We do know, though, that the races descended from the Sauron were here, and that they held sway over the world for eons after the Old Ones are reputed to have retreated from the world, whatever and wherever they might be. Ur-Hadad itself sits on the very spot of one of their greatest cities. Parts of it can be found in the Undercity, and it may also be that other ruins, far older still, lay below, as well. Some even say that the First City of Men used to be at the bottom of a mighty ocean. I have seen the petrified remains of a variety of strange beasts and creatures that are supposed to be proof of that, but I have my doubts. You don't get as old as me in a place like Ur-Hadad by trusting folk who carry such tales.

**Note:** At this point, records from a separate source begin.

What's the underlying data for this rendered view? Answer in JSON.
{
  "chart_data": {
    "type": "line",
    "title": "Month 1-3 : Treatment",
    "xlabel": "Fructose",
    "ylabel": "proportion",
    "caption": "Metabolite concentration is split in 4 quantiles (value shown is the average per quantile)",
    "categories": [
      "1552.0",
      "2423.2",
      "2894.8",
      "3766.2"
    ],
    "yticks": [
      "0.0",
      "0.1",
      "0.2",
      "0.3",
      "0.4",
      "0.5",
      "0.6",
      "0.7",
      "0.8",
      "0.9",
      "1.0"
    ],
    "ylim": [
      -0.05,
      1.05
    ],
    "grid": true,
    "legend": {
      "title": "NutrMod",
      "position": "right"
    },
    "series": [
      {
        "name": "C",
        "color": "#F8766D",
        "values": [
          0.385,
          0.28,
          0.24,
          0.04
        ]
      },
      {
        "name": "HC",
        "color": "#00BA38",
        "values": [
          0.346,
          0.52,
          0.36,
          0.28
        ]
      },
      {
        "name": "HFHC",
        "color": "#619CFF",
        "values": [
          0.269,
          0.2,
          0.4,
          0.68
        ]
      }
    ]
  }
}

It's even said that there is another group of Old Ones who aren't even from the same plane of existence as Urth. I personally have seen scrolls that were brought from ill-starred Lorgoroth, before the fires from the sky lay it to waste. They told of the Old Ones who first brought magic to Urth. They were said to have had blood like fire, and to have mated with humans to produce some of the demi-human races. That's unlikely, I think, for not even a horse and a goat can produce offspring. Why would it work otherwise with such beings and lesser races?

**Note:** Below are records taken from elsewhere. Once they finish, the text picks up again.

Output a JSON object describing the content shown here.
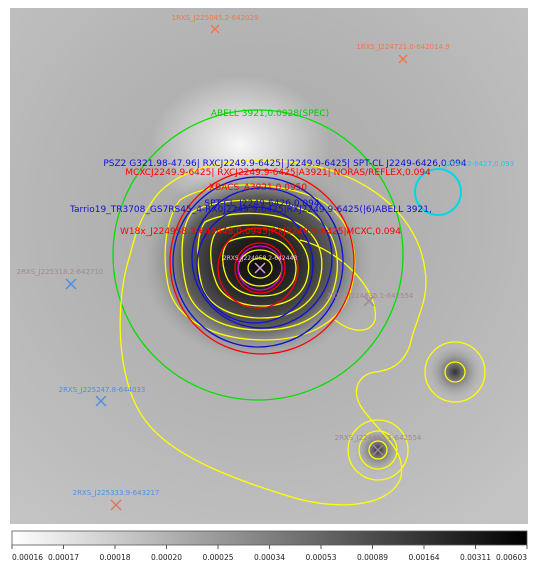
{
  "image": {
    "colorbar": {
      "ticks": [
        "0.00016",
        "0.00017",
        "0.00018",
        "0.00020",
        "0.00025",
        "0.00034",
        "0.00053",
        "0.00089",
        "0.00164",
        "0.00311",
        "0.00603"
      ]
    }
  },
  "annotations": {
    "green_title": "ABELL 3921,0.0928(SPEC)",
    "blue_line1": "PSZ2 G321.98-47.96| RXCJ2249.9-6425| J2249.9-6425| SPT-CL J2249-6426,0.094",
    "red_line1": "MCXCJ2249.9-6425| RXCJ2249.9-6425|A3921| NORAS/REFLEX,0.094",
    "red_xbacs": "XBACS_A3921,0.0950",
    "blue_spt": "SPT-CL_J2249-6426,0.094",
    "blue_tarrio": "Tarrio19_TR3708_GS7RS45_4-RX0J2249.9-6425|RXJ2249.9-6425(|6)ABELL 3921,",
    "red_w18x": "W18x_J224958.3-642448,0.0945|RXJ2249.9-6425|MCXC,0.094",
    "magenta_center": "2RXS_J224958.2-642448",
    "cyan_right": "J2250.2-6427,0.093",
    "orange_top": "1RXS_J225045.2-642029",
    "orange_topright": "1RXS_J224721.0-642014.9",
    "gray_left": "2RXS_J225318.2-642710",
    "gray_mid_right": "2RXS_J224835.1-642554",
    "blue_left": "2RXS_J225247.8-644033",
    "gray_bottom_right": "2RXS_J224835.1-642554",
    "blue_bottom_left": "2RXS_J225333.9-643217"
  },
  "colors": {
    "green": "#00e000",
    "blue": "#1010d0",
    "red": "#ff0000",
    "yellow": "#ffff00",
    "cyan": "#00d8e8",
    "magenta": "#d000d0",
    "orange": "#f07848",
    "steelblue": "#4f8fe0",
    "gray": "#a08898"
  }
}
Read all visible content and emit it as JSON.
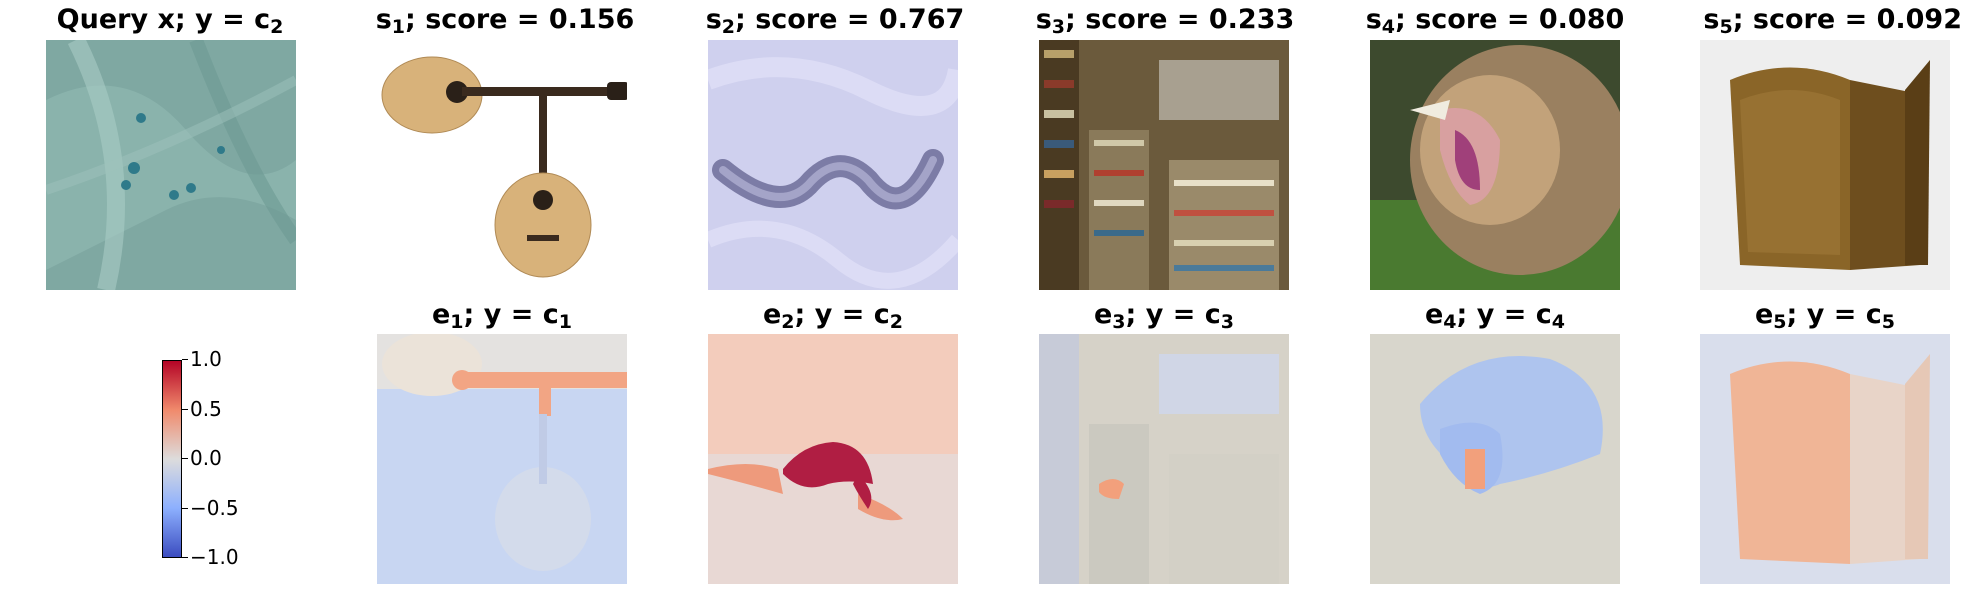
{
  "query": {
    "prefix": "Query x; y = c",
    "sub": "2"
  },
  "samples": [
    {
      "sym": "s",
      "sub": "1",
      "suffix": "; score = 0.156"
    },
    {
      "sym": "s",
      "sub": "2",
      "suffix": "; score = 0.767"
    },
    {
      "sym": "s",
      "sub": "3",
      "suffix": "; score = 0.233"
    },
    {
      "sym": "s",
      "sub": "4",
      "suffix": "; score = 0.080"
    },
    {
      "sym": "s",
      "sub": "5",
      "suffix": "; score = 0.092"
    }
  ],
  "explanations": [
    {
      "sym": "e",
      "sub": "1",
      "mid": "; y = c",
      "sub2": "1"
    },
    {
      "sym": "e",
      "sub": "2",
      "mid": "; y = c",
      "sub2": "2"
    },
    {
      "sym": "e",
      "sub": "3",
      "mid": "; y = c",
      "sub2": "3"
    },
    {
      "sym": "e",
      "sub": "4",
      "mid": "; y = c",
      "sub2": "4"
    },
    {
      "sym": "e",
      "sub": "5",
      "mid": "; y = c",
      "sub2": "5"
    }
  ],
  "colorbar": {
    "ticks": [
      "1.0",
      "0.5",
      "0.0",
      "−0.5",
      "−1.0"
    ],
    "range": [
      -1.0,
      1.0
    ],
    "colormap": "coolwarm",
    "colors": {
      "high": "#b40426",
      "mid": "#dddcdc",
      "low": "#3b4cc0"
    }
  },
  "images": {
    "query": "cell-microscopy-image",
    "s1": "guitar-image",
    "s2": "smoke-swirl-image",
    "s3": "bookshop-image",
    "s4": "roaring-lion-image",
    "s5": "ornate-box-image"
  }
}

In any case, the Arkanoi, as they were called, sailed the heavens in ships without sails and left wakes of fire behind them. It's also said that they were great craftsmen, and that they build vast cities. Those cities were abandoned by the Arkanoi, and the lot of them left Urth before Men were even made. I've not seen those cities, though some claim they are there still, maybe beneath our very feet. I'd dismiss that as lies… but I know differently. I've seen them. They came to me when I was out late at night. I was returning from a piece of business I had outside of town, maybe five miles from the First City. My body was washed in a blue light, and I could not move, nor could my horse. I don't remember much beyond that except that there were bright lights, and I remember being in pain and screaming out for it to end. Then blackness. When I awoke, my horse was gone, and a lay naked in a corn field, stalked pressed down onto the ground in weird, arcane patterns. Along my spine were a series of small puncture wounds, and my smallest toe on my left foot was gone, but the wound full healed. I swear it all happened, truly I do.

So, at various times in the history of the Urth, the Old Ones were born here, or came later. They were gods, or they weren't, or maybe they aren't really but we worship as gods. Some say they were never here, and some say that they're only waiting to return, though they differ on whether the return of the Old Ones is boon or bane to man, but "bane" seems to outweigh "boon" by a wide margin. That, I think, is the most reasonable thing of all that I've heard on the topic.